Still the best multitasking in the biz

(Image credit: Nicholas Sutrich / Android Central)

OnePlus dropped a teaser for the upcoming OnePlus 15 running OxygenOS 16 the other day, and it had me worried. The only multitasking UI shown was a blatant iOS ripoff, which is a big downgrade from the current best multitasking UI that OxygenOS already features. Thankfully, this lame iOS ripoff version seems to just be an optional toggle rather than a replacement.

OnePlus has long had the best multitasking UIs, whether that's the ultra-fast overview screen that lets you swap between 10 apps at a time with a single swipe, or the company's incredible Open Canvas feature that debuted with the OnePlus Open two years ago.

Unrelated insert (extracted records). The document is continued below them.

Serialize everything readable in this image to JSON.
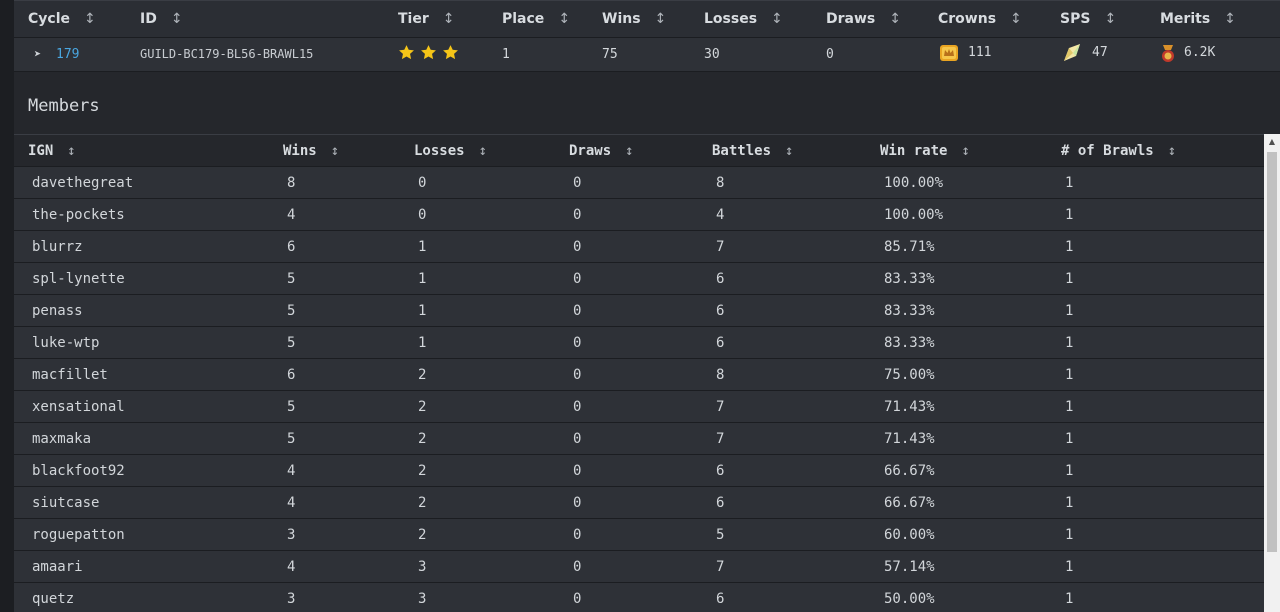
{
  "brawl": {
    "headers": [
      "Cycle",
      "ID",
      "Tier",
      "Place",
      "Wins",
      "Losses",
      "Draws",
      "Crowns",
      "SPS",
      "Merits"
    ],
    "sort_glyph": "↕",
    "row": {
      "cycle": "179",
      "id": "GUILD-BC179-BL56-BRAWL15",
      "tier_stars": 3,
      "place": "1",
      "wins": "75",
      "losses": "30",
      "draws": "0",
      "crowns": "111",
      "sps": "47",
      "merits": "6.2K"
    },
    "expand_icon": "chevron-right-icon"
  },
  "members": {
    "title": "Members",
    "headers": [
      "IGN",
      "Wins",
      "Losses",
      "Draws",
      "Battles",
      "Win rate",
      "# of Brawls"
    ],
    "rows": [
      [
        "davethegreat",
        "8",
        "0",
        "0",
        "8",
        "100.00%",
        "1"
      ],
      [
        "the-pockets",
        "4",
        "0",
        "0",
        "4",
        "100.00%",
        "1"
      ],
      [
        "blurrz",
        "6",
        "1",
        "0",
        "7",
        "85.71%",
        "1"
      ],
      [
        "spl-lynette",
        "5",
        "1",
        "0",
        "6",
        "83.33%",
        "1"
      ],
      [
        "penass",
        "5",
        "1",
        "0",
        "6",
        "83.33%",
        "1"
      ],
      [
        "luke-wtp",
        "5",
        "1",
        "0",
        "6",
        "83.33%",
        "1"
      ],
      [
        "macfillet",
        "6",
        "2",
        "0",
        "8",
        "75.00%",
        "1"
      ],
      [
        "xensational",
        "5",
        "2",
        "0",
        "7",
        "71.43%",
        "1"
      ],
      [
        "maxmaka",
        "5",
        "2",
        "0",
        "7",
        "71.43%",
        "1"
      ],
      [
        "blackfoot92",
        "4",
        "2",
        "0",
        "6",
        "66.67%",
        "1"
      ],
      [
        "siutcase",
        "4",
        "2",
        "0",
        "6",
        "66.67%",
        "1"
      ],
      [
        "roguepatton",
        "3",
        "2",
        "0",
        "5",
        "60.00%",
        "1"
      ],
      [
        "amaari",
        "4",
        "3",
        "0",
        "7",
        "57.14%",
        "1"
      ],
      [
        "quetz",
        "3",
        "3",
        "0",
        "6",
        "50.00%",
        "1"
      ]
    ]
  },
  "colors": {
    "accent_link": "#4aa6e0",
    "star": "#f5c518",
    "background": "#25272c",
    "row": "#2e3137"
  }
}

In fact, OnePlus Pad 3 users running OxygenOS 16 now have access to a whopping 18 apps on the bottom dock, and Open Canvas has now been upgraded to support 5-app splitscreen at the same time. Talk about hardcore multitasking!

And more!

(Image credit: OnePlus)

There are a lot of new features in OxygenOS 16 that I didn't touch on here that are worth looking at. From the AI writing functionality to the enhanced "Fluid Cloud" (that's OnePlus's version of Dynamic Island) and several other features, this is a jam-packed release that people are going to love.